Lines 237-238: Especially since new motor neurons are still being generated at this time.

Previous studies have shown that the production of spinal cord motor neurons largely ceases before 48 hpf in zebrafish, and then the motor neurons remain largely constant until the adulthood (doi: 10.1016/j.celrep.2015.09.050; 10.1016/j.devcel.2013.04.012; 10.1007/BF00304606; 10.3389/fcell.2021.640414). Our observation time window covers the major motor neuron production process. Therefore, we believe that neurogenesis will not affect our data and conclusions.

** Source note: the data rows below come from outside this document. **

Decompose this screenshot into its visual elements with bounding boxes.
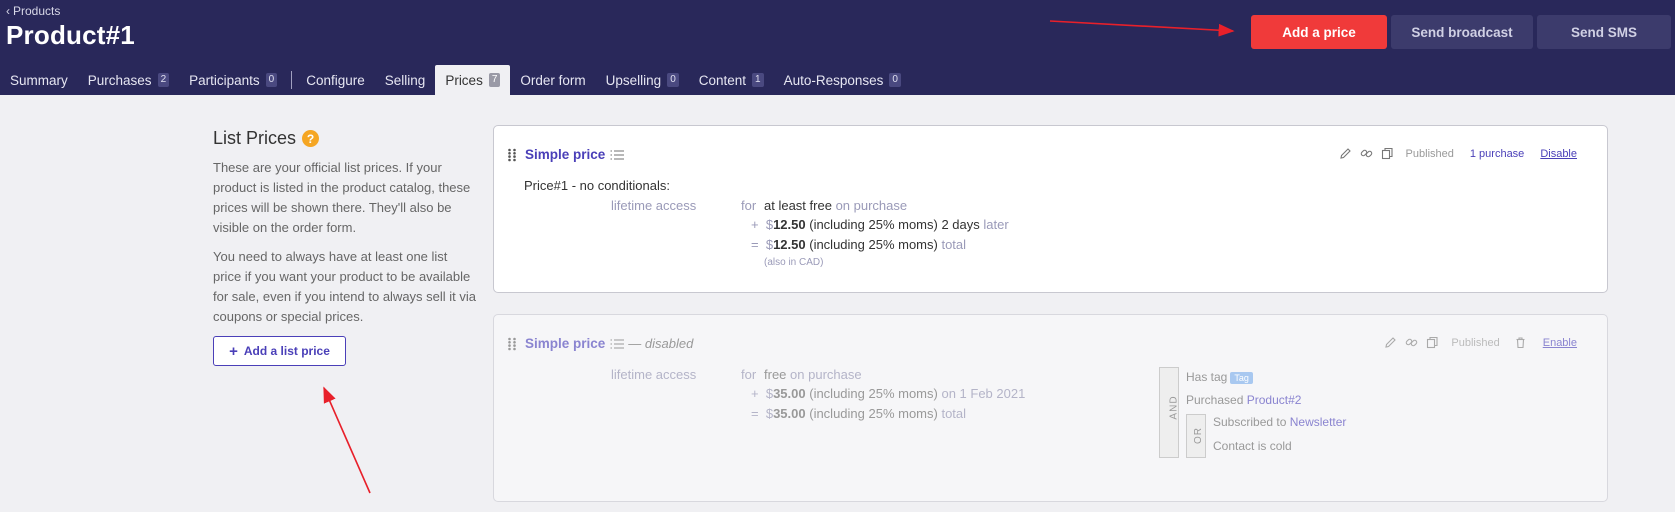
price-line-base: at least free on purchase xyxy=(764,198,908,213)
list-icon xyxy=(610,149,625,160)
access-label: lifetime access xyxy=(611,198,697,213)
section-title: List Prices ? xyxy=(213,128,478,149)
tab-count-badge: 7 xyxy=(488,73,501,87)
purchase-count-link[interactable]: 1 purchase xyxy=(1470,148,1524,160)
tab-purchases[interactable]: Purchases 2 xyxy=(78,65,179,95)
condition-has-tag: Has tag Tag xyxy=(1186,370,1253,384)
condition-contact: Contact is cold xyxy=(1213,439,1292,453)
list-prices-panel: List Prices ? These are your official li… xyxy=(213,128,478,366)
price-line-installment: + $12.50 (including 25% moms) 2 days lat… xyxy=(751,217,1009,232)
description-paragraph: You need to always have at least one lis… xyxy=(213,249,477,324)
annotation-arrow-bottom xyxy=(323,386,371,494)
help-icon[interactable]: ? xyxy=(302,130,320,147)
page-title: Product#1 xyxy=(6,20,135,50)
tab-order-form[interactable]: Order form xyxy=(510,65,595,95)
header-bar: ‹ Products Product#1 Add a price Send bro… xyxy=(0,0,1675,95)
tab-divider xyxy=(291,71,293,89)
and-group: AND xyxy=(1159,367,1180,458)
add-list-price-button[interactable]: + Add a list price xyxy=(213,336,346,366)
disable-link[interactable]: Disable xyxy=(1540,148,1577,160)
tab-count-badge: 1 xyxy=(752,73,764,87)
product-link[interactable]: Product#2 xyxy=(1247,393,1302,407)
drag-handle-icon[interactable] xyxy=(507,337,517,351)
tab-configure[interactable]: Configure xyxy=(296,65,375,95)
send-broadcast-button[interactable]: Send broadcast xyxy=(1391,15,1533,49)
access-label: lifetime access xyxy=(611,367,697,382)
list-icon xyxy=(610,338,625,349)
price-name-link[interactable]: Simple price xyxy=(525,147,605,162)
for-label: for xyxy=(741,367,757,382)
conditional-label: Price#1 - no conditionals: xyxy=(524,178,670,193)
price-card: Simple price Published 1 purchase Disabl… xyxy=(493,125,1608,293)
tab-participants[interactable]: Participants 0 xyxy=(179,65,287,95)
disabled-label: — disabled xyxy=(628,336,694,351)
price-card-actions: Published 1 purchase Disable xyxy=(1339,147,1577,160)
link-icon[interactable] xyxy=(1360,147,1373,160)
price-line-total: = $35.00 (including 25% moms) total xyxy=(751,406,967,421)
tab-count-badge: 0 xyxy=(889,73,901,87)
currency-note: (also in CAD) xyxy=(764,257,824,268)
tag-badge: Tag xyxy=(1230,372,1253,384)
tab-bar: Summary Purchases 2 Participants 0 Configu… xyxy=(0,65,911,95)
drag-handle-icon[interactable] xyxy=(507,148,517,162)
edit-icon[interactable] xyxy=(1384,336,1397,349)
copy-icon[interactable] xyxy=(1381,147,1394,160)
or-group: OR xyxy=(1186,414,1206,458)
description-paragraph: These are your official list prices. If … xyxy=(213,160,471,235)
send-sms-button[interactable]: Send SMS xyxy=(1537,15,1671,49)
status-published: Published xyxy=(1451,336,1500,349)
breadcrumb-products[interactable]: Products xyxy=(13,4,60,18)
tab-upselling[interactable]: Upselling 0 xyxy=(596,65,689,95)
add-price-button[interactable]: Add a price xyxy=(1251,15,1387,49)
trash-icon[interactable] xyxy=(1514,336,1527,349)
price-line-installment: + $35.00 (including 25% moms) on 1 Feb 2… xyxy=(751,386,1026,401)
tab-count-badge: 0 xyxy=(667,73,679,87)
status-published: Published xyxy=(1405,147,1454,160)
for-label: for xyxy=(741,198,757,213)
tab-count-badge: 0 xyxy=(265,73,278,87)
link-icon[interactable] xyxy=(1405,336,1418,349)
tab-auto-responses[interactable]: Auto-Responses 0 xyxy=(774,65,911,95)
price-card-header: Simple price xyxy=(507,147,625,162)
price-card-disabled: Simple price — disabled Published Enable… xyxy=(493,314,1608,502)
tab-prices[interactable]: Prices 7 xyxy=(435,65,511,95)
tab-count-badge: 2 xyxy=(157,73,170,87)
breadcrumb[interactable]: ‹ Products xyxy=(6,4,60,18)
tab-summary[interactable]: Summary xyxy=(0,65,78,95)
condition-purchased: Purchased Product#2 xyxy=(1186,393,1302,407)
copy-icon[interactable] xyxy=(1426,336,1439,349)
price-line-base: free on purchase xyxy=(764,367,862,382)
price-card-header: Simple price — disabled xyxy=(507,336,693,351)
tab-content[interactable]: Content 1 xyxy=(689,65,774,95)
plus-icon: + xyxy=(229,342,238,360)
chevron-left-icon: ‹ xyxy=(6,4,10,18)
price-line-total: = $12.50 (including 25% moms) total xyxy=(751,237,967,252)
edit-icon[interactable] xyxy=(1339,147,1352,160)
tab-selling[interactable]: Selling xyxy=(375,65,436,95)
price-card-actions: Published Enable xyxy=(1384,336,1577,349)
price-name-link[interactable]: Simple price xyxy=(525,336,605,351)
condition-subscribed: Subscribed to Newsletter xyxy=(1213,415,1347,429)
newsletter-link[interactable]: Newsletter xyxy=(1290,415,1347,429)
enable-link[interactable]: Enable xyxy=(1543,337,1577,349)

The death of motor neurons in limb-innervating motor neurons has been extensively studied in chicks and rodents, as it is easy to undergo operations such as amputation. However, previous studies have shown this dramatic motor neuron death does not only occur in limb-innervating motor neurons but also occurs in other spinal cord motor neurons (doi: 10.1006/dbio.1999.9413). In our manuscript, we studied the naturally occurring motor neuron death in the whole spinal cord during the early stage of zebrafish development.

(4) Lines 184-187: Previous publications showed that death of VaP is independent of limitations in muscle innervation area, suggesting it is not coupled to muscle-derived neurotrophic factors.

Lines 328-334: There have been many publications describing appropriate morpholino controls. The authors need to describe their controls and show that they know that the genes they were targeting were downregulated.

For the morpholinos, we did not confirm the downregulation of the target genes. These morpholino-related data are a minor part of our manuscript and shall not affect our major findings. We have removed the neurotrophic factors and morpholino-related data in the revised manuscript.